May 15, 2015 01:33 PM EDT
A group of scientists in Italy have taken their inspiration from the octopus, creating a robotic arm that can bend, squeeze, and stretch through even cluttered environments. The device was created specifically for surgeons who need to access confined or remote areas of the body more easily. The results were presented this week in the journal IOP Publishing's journal Bioinspiration and Biomimetics.
The manipulability of the arm also allows practitioners to work with soft organs without damaging them. The arm may be able to allow doctors to operate through fewer incisions, with fewer instruments, and more safely. The arm can work either as a flexible, bending tool or as a rigid instrument.

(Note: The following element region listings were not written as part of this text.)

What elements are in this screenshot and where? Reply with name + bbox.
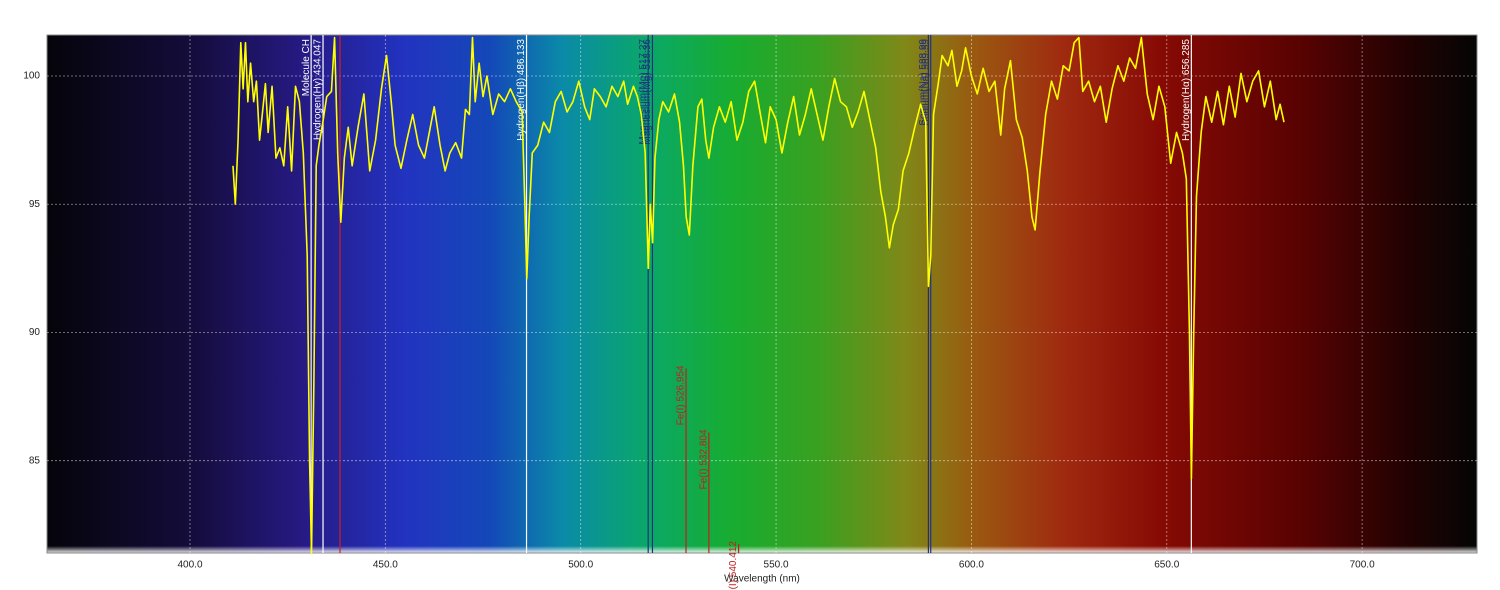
x-tick-label: 450.0 <box>373 560 398 571</box>
y-tick-label: 90 <box>29 327 41 338</box>
x-tick-label: 400.0 <box>177 560 202 571</box>
y-tick-label: 100 <box>23 71 40 82</box>
reference-label: Hydrogen(Hα) 656.285 <box>1181 39 1192 141</box>
x-tick-label: 600.0 <box>959 560 984 571</box>
plot-frame <box>46 34 1478 554</box>
reference-label: Fe(I) 526.954 <box>676 365 687 425</box>
x-tick-label: 550.0 <box>764 560 789 571</box>
reference-label: Fe(I) 532.804 <box>699 429 710 489</box>
reference-label: Fe(I) 540.412 <box>728 541 739 590</box>
reference-label: Sodium(Na) 589.59 <box>920 39 931 126</box>
reference-label: Molecule CH <box>301 39 312 96</box>
plot-foot <box>47 546 1477 553</box>
x-tick-label: 650.0 <box>1154 560 1179 571</box>
x-tick-label: 700.0 <box>1350 560 1375 571</box>
y-tick-label: 95 <box>29 199 41 210</box>
reference-label: Hydrogen(Hβ) 486.133 <box>516 39 527 141</box>
reference-label: Sodium(Na) 588.99 <box>918 39 929 126</box>
spectrum-line <box>232 36 1285 554</box>
reference-label: Magnesium(Mg) 517.27 <box>638 39 649 145</box>
y-tick-label: 85 <box>29 455 41 466</box>
plot-background <box>47 35 1477 553</box>
reference-label: Magnesium(Mg) 518.36 <box>642 39 653 145</box>
reference-label: Hydrogen(Hγ) 434.047 <box>313 39 324 141</box>
x-tick-label: 500.0 <box>568 560 593 571</box>
x-axis-label: Wavelength (nm) <box>724 574 800 585</box>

This set of advantages was inspired by the eight arms of the octopus. Highly flexible, they lack rigid skeletal support and therefore can adapt to their surroundings easily by just bending in any direction, changing their length, or twisting at any point along the arm. An octopus is also capable of making its arms rigid for better control during interactions with objects.
The researchers, from the Sant'Anna School of Advanced Studies in Italy, achieved the same qualities in the robotic arm by interconnecting identical pieces to construct the larger device. Each individual component has three cylindrical chambers inside it which can be inflated. The module stretch and bend in many directions as the three chambers are inflated and deflated in alternating combinations.

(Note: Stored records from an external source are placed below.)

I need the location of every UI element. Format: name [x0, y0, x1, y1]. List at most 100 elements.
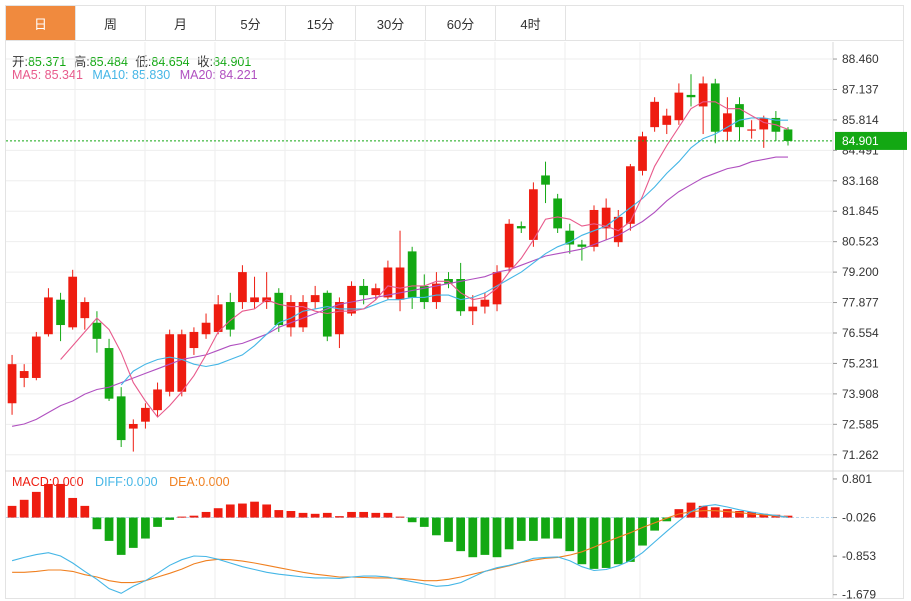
candle-body: [759, 117, 769, 130]
candle-body: [213, 304, 223, 332]
close-label: 收:: [197, 55, 214, 69]
macd-bar: [262, 504, 272, 518]
ma20-label: MA20:: [179, 68, 216, 82]
macd-bar: [68, 497, 78, 518]
macd-bar: [177, 516, 187, 518]
macd-bar: [286, 511, 296, 518]
candle-body: [335, 302, 344, 335]
high-label: 高:: [73, 55, 90, 69]
y-tick-label: 83.168: [842, 174, 879, 188]
macd-y-tick-label: -0.026: [842, 511, 876, 525]
macd-bar: [92, 517, 102, 530]
macd-bar: [104, 517, 114, 541]
tab-period-5[interactable]: 30分: [356, 6, 426, 40]
ma-readout: MA5: 85.341 MA10: 85.830 MA20: 84.221: [12, 68, 258, 82]
macd-bar: [44, 483, 53, 518]
tab-period-4[interactable]: 15分: [286, 6, 356, 40]
candle-body: [577, 244, 587, 247]
candle-body: [165, 334, 175, 392]
candle-body: [201, 322, 211, 335]
macd-bar: [723, 509, 732, 518]
candle-body: [359, 285, 369, 296]
macd-bar: [638, 517, 647, 546]
y-tick-label: 81.845: [842, 204, 879, 218]
low-label: 低:: [135, 55, 152, 69]
candle-body: [432, 283, 441, 303]
macd-bar: [565, 517, 575, 552]
macd-y-tick-label: -0.853: [842, 549, 876, 563]
macd-bar: [444, 517, 453, 542]
macd-bar: [710, 507, 720, 518]
macd-bar: [662, 517, 672, 522]
candle-body: [395, 267, 405, 300]
macd-bar: [250, 501, 259, 518]
candle-body: [504, 223, 514, 268]
candle-body: [92, 322, 102, 339]
macd-bar: [116, 517, 126, 555]
ma20-value: 84.221: [219, 68, 258, 82]
candle-body: [698, 83, 708, 107]
candle-body: [322, 292, 332, 337]
current-price-label: 84.901: [842, 134, 879, 148]
macd-bar: [56, 483, 65, 518]
macd-bar: [529, 517, 538, 541]
macd-bar: [601, 517, 611, 568]
tab-period-2[interactable]: 月: [146, 6, 216, 40]
candle-body: [626, 166, 635, 224]
macd-bar: [395, 516, 405, 518]
macd-bar: [310, 513, 320, 518]
macd-bar: [686, 502, 696, 518]
y-tick-label: 73.908: [842, 387, 879, 401]
diff-value: 0.000: [126, 475, 158, 489]
candle-body: [310, 295, 320, 303]
macd-bar: [225, 504, 235, 518]
tab-period-7[interactable]: 4时: [496, 6, 566, 40]
candle-body: [541, 175, 550, 185]
low-value: 84.654: [151, 55, 190, 69]
macd-bar: [31, 491, 41, 518]
macd-bar: [7, 505, 17, 518]
candle-body: [565, 230, 575, 245]
macd-bar: [613, 517, 623, 565]
y-tick-label: 80.523: [842, 235, 879, 249]
candle-body: [480, 299, 490, 307]
candle-body: [7, 364, 17, 404]
open-label: 开:: [12, 55, 28, 69]
macd-bar: [698, 505, 708, 518]
candle-body: [104, 348, 114, 399]
y-tick-label: 79.200: [842, 265, 879, 279]
ma20-line: [11, 156, 788, 427]
macd-label: MACD:: [12, 475, 53, 489]
macd-bar: [383, 512, 393, 518]
candle-body: [735, 104, 744, 128]
diff-line: [11, 504, 789, 594]
period-tab-bar: 日周月 5分 15分 30分 60分 4时: [5, 5, 904, 41]
candle-body: [613, 216, 623, 243]
y-tick-label: 75.231: [842, 356, 879, 370]
dea-label: DEA:: [169, 475, 199, 489]
macd-bar: [128, 517, 138, 548]
candle-body: [141, 407, 150, 422]
tab-period-3[interactable]: 5分: [216, 6, 286, 40]
candle-body: [638, 136, 647, 171]
ma10-line: [120, 117, 788, 386]
candle-body: [674, 92, 684, 121]
macd-bar: [213, 508, 223, 518]
candle-body: [238, 272, 247, 303]
macd-bar: [407, 517, 417, 523]
macd-bar: [747, 511, 756, 518]
macd-bar: [80, 505, 90, 518]
macd-bar: [553, 517, 563, 539]
candle-body: [225, 302, 235, 330]
candle-body: [529, 189, 538, 240]
tab-period-6[interactable]: 60分: [426, 6, 496, 40]
candle-body: [468, 306, 478, 312]
tab-period-1[interactable]: 周: [76, 6, 146, 40]
candle-body: [783, 129, 793, 141]
y-tick-label: 88.460: [842, 52, 879, 66]
candle-body: [407, 251, 417, 298]
tab-period-0[interactable]: 日: [6, 6, 76, 40]
candle-body: [686, 94, 696, 98]
open-value: 85.371: [27, 55, 67, 69]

These qualities are refined with the use of granular media wrapped in flexible membranes inside the modules. The module's density and rigidity change as a vacuum is applied.
"The human body represents a highly challenging and non-structured environment, where the capabilities of the octopus can provide several advantages with respect to traditional surgical tools" lead author of the new study, Dr. Tommaso Ranzani says.
"Generally, the octopus has no rigid structures and can thus adapt the shape of its body to its environment. Taking advantage of the lack of rigid skeletal support, the eight highly flexible and long arms can twist, change their length, or bend in any direction at any point along the arm."
The team's results show that the arm can stretch to up to 62 percent of its initial length and bend to angles of up to 255 degrees. The stiffening mechanism was able to increase rigidity from 60 percent up to 200 percent.
"Traditional surgical tasks often require the use of multiple specialized instruments such as graspers, retractors, vision systems and dissectors, to carry out a single procedure," Ranzani says.
"We believe our device is the first step to creating an instrument that is able to perform all of these tasks, as well as reach remote areas of the body and safely support organs around the target site."